Project Going Forward

# Next I will try to calculate correlation between certain statistics and victory. I will do this by converting methods of victory into numerical values and use a Pearson correlation to see if there is a positive correlation between the two. I don’t expect to find a strong correlation on any one statistic due to the random nature of fighting, so I will do the same thing with fight differentials to get a more detailed look and determine if there is a certain differential that influences a fight more than any of the others. Using this information I will adjust the numbers within the hypothesis, then I will create new columns that show whether or not a fighter met the criteria within my hypothesis. I will then compare the win rate of fighters that meet my criteria to those who do not.
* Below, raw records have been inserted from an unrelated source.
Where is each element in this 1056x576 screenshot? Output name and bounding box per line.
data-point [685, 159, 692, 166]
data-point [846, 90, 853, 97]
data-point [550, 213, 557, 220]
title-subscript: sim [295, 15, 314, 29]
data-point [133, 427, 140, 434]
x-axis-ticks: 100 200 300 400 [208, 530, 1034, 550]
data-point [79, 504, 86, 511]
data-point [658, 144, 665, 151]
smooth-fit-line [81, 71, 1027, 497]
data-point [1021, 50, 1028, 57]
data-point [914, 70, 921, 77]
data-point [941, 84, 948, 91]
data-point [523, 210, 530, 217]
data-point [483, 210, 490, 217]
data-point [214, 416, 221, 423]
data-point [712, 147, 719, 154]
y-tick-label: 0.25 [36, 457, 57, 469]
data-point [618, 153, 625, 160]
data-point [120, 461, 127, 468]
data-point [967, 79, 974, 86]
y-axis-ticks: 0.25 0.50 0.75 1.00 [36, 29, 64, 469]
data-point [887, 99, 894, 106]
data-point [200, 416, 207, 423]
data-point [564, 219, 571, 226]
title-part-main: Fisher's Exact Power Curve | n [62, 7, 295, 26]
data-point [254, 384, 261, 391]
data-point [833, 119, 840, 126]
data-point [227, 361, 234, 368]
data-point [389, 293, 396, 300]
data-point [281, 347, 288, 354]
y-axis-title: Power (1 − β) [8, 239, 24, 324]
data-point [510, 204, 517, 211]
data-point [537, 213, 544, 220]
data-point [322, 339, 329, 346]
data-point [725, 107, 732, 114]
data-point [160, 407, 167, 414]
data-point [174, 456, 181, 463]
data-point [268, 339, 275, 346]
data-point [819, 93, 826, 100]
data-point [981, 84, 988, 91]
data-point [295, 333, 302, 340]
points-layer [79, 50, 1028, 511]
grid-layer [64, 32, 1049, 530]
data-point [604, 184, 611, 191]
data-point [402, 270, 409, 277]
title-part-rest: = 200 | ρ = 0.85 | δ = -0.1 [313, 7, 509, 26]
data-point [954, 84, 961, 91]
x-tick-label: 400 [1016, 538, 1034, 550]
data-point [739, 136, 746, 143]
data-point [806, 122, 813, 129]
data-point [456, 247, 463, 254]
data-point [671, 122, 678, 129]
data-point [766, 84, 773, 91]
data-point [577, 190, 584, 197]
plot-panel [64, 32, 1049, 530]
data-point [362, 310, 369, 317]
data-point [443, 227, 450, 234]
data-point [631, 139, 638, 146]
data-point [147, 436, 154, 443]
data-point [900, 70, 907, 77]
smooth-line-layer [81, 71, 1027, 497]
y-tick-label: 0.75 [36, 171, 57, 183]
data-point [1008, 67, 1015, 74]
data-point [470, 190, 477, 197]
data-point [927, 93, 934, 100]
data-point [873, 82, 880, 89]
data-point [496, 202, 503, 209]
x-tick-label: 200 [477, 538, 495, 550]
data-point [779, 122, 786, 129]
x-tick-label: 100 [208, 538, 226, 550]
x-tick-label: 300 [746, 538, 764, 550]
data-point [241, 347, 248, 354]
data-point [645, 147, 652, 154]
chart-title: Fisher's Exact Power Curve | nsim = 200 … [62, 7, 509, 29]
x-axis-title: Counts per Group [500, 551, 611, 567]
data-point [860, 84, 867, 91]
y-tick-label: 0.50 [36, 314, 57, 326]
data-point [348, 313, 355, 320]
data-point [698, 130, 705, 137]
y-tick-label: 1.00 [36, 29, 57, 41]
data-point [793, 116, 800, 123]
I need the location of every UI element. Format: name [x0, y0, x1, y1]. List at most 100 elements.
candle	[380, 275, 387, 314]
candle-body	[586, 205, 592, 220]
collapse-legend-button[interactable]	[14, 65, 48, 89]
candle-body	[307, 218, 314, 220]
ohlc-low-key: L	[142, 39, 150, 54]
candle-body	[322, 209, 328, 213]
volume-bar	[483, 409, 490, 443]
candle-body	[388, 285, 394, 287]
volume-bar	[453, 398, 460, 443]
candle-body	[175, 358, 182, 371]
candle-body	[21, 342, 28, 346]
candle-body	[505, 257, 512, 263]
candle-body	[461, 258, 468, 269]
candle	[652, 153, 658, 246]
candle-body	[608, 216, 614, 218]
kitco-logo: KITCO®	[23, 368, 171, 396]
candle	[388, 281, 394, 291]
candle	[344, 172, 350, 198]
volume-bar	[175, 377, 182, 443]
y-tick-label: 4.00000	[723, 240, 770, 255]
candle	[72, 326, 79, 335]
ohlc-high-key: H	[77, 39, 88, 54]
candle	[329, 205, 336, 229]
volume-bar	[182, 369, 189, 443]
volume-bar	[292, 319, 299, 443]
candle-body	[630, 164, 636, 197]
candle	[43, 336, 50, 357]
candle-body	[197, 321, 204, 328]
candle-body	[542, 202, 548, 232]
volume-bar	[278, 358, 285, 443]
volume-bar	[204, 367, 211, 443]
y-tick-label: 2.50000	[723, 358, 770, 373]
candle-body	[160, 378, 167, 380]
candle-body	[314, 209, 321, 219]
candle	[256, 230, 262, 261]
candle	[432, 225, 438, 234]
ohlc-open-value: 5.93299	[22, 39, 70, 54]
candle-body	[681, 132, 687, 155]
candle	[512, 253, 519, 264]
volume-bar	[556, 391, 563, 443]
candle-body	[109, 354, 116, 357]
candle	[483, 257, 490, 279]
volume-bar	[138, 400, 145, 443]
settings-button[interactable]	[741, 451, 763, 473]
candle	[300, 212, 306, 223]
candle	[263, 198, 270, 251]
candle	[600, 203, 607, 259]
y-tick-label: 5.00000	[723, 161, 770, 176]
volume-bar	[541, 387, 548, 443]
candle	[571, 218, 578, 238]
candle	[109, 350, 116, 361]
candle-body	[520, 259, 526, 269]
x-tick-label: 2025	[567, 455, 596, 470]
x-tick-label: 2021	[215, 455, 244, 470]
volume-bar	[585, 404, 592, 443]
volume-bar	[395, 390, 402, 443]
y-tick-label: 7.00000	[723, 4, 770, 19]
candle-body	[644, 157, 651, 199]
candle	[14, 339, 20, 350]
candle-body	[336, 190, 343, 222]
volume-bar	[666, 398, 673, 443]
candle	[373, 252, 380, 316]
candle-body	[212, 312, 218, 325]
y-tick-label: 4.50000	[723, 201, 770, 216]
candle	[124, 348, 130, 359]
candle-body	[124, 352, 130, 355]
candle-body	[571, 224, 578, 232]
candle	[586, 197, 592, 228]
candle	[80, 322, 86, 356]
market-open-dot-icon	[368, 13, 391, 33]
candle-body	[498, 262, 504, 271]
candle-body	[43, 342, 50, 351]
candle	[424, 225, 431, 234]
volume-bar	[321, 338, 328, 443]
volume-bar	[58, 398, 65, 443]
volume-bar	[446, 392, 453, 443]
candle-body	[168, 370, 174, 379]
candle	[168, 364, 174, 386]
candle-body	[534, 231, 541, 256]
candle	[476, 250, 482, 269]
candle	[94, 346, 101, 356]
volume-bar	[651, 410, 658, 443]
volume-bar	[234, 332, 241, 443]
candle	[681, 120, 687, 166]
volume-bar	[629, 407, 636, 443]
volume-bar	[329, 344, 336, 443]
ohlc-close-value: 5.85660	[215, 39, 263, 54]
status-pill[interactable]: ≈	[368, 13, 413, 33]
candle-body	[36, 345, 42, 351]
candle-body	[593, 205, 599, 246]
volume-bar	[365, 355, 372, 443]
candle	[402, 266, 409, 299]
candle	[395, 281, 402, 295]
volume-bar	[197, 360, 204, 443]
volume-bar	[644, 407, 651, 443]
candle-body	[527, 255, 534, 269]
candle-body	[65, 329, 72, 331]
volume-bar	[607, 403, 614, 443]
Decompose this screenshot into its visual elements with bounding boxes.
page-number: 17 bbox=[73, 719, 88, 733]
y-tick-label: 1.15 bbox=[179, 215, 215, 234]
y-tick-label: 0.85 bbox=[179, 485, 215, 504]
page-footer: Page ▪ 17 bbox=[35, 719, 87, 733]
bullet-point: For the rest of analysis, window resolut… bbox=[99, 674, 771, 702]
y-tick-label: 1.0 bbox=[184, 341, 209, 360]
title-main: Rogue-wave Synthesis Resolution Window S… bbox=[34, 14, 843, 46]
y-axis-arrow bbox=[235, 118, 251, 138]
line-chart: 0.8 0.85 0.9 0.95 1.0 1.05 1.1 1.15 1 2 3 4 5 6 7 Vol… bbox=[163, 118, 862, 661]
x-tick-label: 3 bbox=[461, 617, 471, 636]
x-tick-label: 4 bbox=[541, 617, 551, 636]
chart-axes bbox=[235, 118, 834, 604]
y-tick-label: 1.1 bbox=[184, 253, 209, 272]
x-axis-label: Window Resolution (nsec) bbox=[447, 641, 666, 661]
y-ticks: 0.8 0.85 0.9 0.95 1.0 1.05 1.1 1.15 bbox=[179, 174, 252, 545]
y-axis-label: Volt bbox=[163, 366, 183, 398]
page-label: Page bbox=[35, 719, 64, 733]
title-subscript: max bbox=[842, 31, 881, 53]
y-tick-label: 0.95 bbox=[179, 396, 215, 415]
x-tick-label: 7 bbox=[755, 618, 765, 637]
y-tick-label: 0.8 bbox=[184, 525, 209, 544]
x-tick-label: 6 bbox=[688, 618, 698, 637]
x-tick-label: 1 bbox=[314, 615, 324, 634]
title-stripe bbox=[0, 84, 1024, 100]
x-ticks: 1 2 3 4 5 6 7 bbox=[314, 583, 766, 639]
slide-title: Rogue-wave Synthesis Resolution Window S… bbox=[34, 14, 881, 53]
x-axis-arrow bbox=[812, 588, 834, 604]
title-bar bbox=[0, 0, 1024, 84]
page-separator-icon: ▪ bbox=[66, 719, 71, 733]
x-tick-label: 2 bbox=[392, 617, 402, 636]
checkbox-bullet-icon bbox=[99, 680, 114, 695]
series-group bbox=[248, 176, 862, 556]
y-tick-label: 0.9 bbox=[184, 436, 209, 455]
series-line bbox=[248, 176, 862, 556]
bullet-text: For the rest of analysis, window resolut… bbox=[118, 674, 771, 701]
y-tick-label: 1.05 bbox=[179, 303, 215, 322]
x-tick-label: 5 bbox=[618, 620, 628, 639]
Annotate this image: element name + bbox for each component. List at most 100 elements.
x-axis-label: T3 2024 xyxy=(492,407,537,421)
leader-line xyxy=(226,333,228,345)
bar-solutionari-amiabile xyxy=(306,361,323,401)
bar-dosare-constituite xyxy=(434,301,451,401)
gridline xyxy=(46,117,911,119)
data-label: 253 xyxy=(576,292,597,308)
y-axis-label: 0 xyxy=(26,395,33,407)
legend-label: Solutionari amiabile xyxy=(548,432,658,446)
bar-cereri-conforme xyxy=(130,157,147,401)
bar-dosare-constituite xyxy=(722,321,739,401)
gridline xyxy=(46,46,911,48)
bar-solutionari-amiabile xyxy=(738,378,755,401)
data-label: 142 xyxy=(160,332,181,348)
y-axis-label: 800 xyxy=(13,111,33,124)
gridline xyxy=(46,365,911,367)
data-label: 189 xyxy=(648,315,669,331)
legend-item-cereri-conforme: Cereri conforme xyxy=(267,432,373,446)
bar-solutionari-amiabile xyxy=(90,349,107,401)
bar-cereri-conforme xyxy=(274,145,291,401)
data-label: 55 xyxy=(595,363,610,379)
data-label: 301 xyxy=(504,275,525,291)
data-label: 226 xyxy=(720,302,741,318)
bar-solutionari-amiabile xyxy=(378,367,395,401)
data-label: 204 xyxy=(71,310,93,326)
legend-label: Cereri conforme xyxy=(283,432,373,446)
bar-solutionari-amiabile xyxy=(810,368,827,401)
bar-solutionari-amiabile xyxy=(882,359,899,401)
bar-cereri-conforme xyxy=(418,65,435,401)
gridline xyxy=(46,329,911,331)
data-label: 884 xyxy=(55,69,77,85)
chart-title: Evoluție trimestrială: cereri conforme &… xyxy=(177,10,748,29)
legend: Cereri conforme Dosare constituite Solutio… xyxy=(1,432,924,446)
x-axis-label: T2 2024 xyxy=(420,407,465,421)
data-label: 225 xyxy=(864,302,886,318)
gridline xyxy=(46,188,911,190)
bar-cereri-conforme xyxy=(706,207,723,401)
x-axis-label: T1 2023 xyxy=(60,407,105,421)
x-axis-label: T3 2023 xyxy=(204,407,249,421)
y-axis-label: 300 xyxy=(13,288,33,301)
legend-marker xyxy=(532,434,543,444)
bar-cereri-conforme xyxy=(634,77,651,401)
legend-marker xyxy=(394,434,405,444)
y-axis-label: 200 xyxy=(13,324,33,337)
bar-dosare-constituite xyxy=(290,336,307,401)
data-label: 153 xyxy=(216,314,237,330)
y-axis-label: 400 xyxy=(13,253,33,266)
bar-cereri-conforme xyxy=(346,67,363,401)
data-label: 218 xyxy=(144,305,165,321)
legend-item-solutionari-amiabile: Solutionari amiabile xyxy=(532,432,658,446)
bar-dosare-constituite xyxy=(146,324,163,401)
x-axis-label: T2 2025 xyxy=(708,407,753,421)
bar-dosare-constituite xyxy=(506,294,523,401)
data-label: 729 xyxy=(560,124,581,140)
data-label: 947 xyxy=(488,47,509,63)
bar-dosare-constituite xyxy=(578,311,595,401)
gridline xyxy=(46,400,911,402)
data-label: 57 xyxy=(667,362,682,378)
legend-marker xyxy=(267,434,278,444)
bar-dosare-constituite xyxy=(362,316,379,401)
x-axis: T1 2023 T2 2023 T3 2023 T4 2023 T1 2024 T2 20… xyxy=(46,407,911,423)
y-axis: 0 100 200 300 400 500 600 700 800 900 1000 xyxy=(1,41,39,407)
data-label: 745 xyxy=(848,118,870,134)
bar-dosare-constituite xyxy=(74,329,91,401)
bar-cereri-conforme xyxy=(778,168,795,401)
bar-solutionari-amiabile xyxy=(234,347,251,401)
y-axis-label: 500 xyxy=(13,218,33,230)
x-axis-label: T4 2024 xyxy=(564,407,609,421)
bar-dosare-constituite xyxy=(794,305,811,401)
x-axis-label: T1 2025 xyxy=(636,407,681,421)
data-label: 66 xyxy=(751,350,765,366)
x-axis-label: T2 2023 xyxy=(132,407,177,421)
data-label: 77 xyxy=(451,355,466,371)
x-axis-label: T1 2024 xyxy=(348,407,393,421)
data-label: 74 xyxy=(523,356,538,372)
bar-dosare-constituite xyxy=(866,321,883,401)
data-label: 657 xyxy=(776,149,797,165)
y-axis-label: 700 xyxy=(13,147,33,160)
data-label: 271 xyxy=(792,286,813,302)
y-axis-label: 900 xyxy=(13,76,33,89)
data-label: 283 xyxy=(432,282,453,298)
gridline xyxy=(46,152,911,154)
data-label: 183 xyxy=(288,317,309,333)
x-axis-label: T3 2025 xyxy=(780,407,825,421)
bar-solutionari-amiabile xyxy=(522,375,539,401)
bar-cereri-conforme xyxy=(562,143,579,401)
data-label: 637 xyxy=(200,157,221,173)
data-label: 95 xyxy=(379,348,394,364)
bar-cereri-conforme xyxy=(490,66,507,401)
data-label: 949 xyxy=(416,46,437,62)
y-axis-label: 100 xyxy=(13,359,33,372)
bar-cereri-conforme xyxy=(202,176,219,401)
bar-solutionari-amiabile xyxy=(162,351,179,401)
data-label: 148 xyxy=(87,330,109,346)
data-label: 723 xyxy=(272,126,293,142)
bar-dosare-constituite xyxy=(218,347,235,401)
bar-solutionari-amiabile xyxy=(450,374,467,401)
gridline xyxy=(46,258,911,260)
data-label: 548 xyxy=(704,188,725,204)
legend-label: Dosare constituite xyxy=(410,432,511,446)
I will do this with some sort of logistic regression, I believe that we will learn how to next lecture, I can also use chi-squared tests or cross-tabs in order to determine this I believe.

library(dplyr)
## 
## Attaching package: 'dplyr'
## The following objects are masked from 'package:stats':
## 
##     filter, lag
## The following objects are masked from 'package:base':
## 
##     intersect, setdiff, setequal, union
library(ggplot2)
library(readxl)

dataset <- read_excel("~/Downloads/UFC_Dataset.xls")

#Filtering Dataset for fights in the Men's Division after 2020
dataset<-dataset |>
  filter(Gender == "MALE" & as.Date(Date, format = "%Y,%m,%d") > as.Date("2020-12-31"))

#Combining Important Statistics so that we can visualize them comprehensively 
combined_stats <- dataset |>
  select(
    RedAvgSigStrLanded, BlueAvgSigStrLanded,
    RedAvgSubAtt, BlueAvgSubAtt,
    RedAvgSigStrPct, BlueAvgSigStrPct,
    RedAvgTDLanded, BlueAvgTDLanded,
    RedAvgTDPct, BlueAvgTDPct
  ) |>
  mutate(
    AvgsigStrLanded = (RedAvgSigStrLanded + BlueAvgSigStrLanded) / 2,
    AvgSubAtt = (RedAvgSubAtt + BlueAvgSubAtt) / 2,
    AvgSigStrPct = (RedAvgSigStrPct + BlueAvgSigStrPct) / 2,
    AvgTdLanded = (RedAvgTDLanded + BlueAvgTDLanded) / 2,
    AvgTdPct = (RedAvgTDPct + BlueAvgTDPct) / 2
  ) |>
  select(AvgsigStrLanded, AvgSubAtt, AvgSigStrPct, AvgTdLanded, AvgTdPct)
#Boxplot of Average Significant Strikes landed
ggplot(combined_stats, aes(x = "", y = AvgsigStrLanded)) +
  geom_boxplot(fill = "skyblue", color = "black") +
  labs(
    title = "Box Plot of Average Significant Strikes Landed per Minute",
    x = NULL,
    y = "Average Significant Strikes Landed"
  ) +
  theme_minimal() +
  coord_flip()

#Boxplot for average significant strike percentage
ggplot(combined_stats, aes(x = NULL, y = AvgSigStrPct)) +
  geom_boxplot(fill = "skyblue", color = "black") +
  labs(
    title = "Box Plot of Average Significant Strike Percentage",
    y = "Average Significant Strike Percentage"
  ) +
  theme_minimal() +
  coord_flip()

#Boxplot for average submission attempts per 15min
ggplot(combined_stats, aes(x = NULL, y = AvgSubAtt)) +
  geom_boxplot(fill = "lightgreen", color = "black") +
  labs(
    title = "Box Plot of Average Submission Attempts per 15 min",
    y = "Average Submission Attempts"
  ) +
  theme_minimal() +
  coord_flip()

#Boxplot for average Takedowns landed
ggplot(combined_stats, aes(x = NULL, y = AvgTdLanded)) +
  geom_boxplot(fill = "plum", color = "black") +
  labs(
    title = "Box Plot of Average Takedowns Landed per 15min",
    y = "Average Takedowns Landed"
  ) +
  theme_minimal() +
  coord_flip()

ggplot(combined_stats, aes(x = NULL, y = AvgTdPct)) +
  geom_boxplot(fill = "plum", color = "black") +
  labs(
    title = "Box Plot of Average Takedown Percentage",
    y = "Average Takedown Percentage"
  ) +
  theme_minimal() +
  coord_flip()

Note that the echo = FALSE parameter was added to the code chunk to prevent printing of the R code that generated the plot.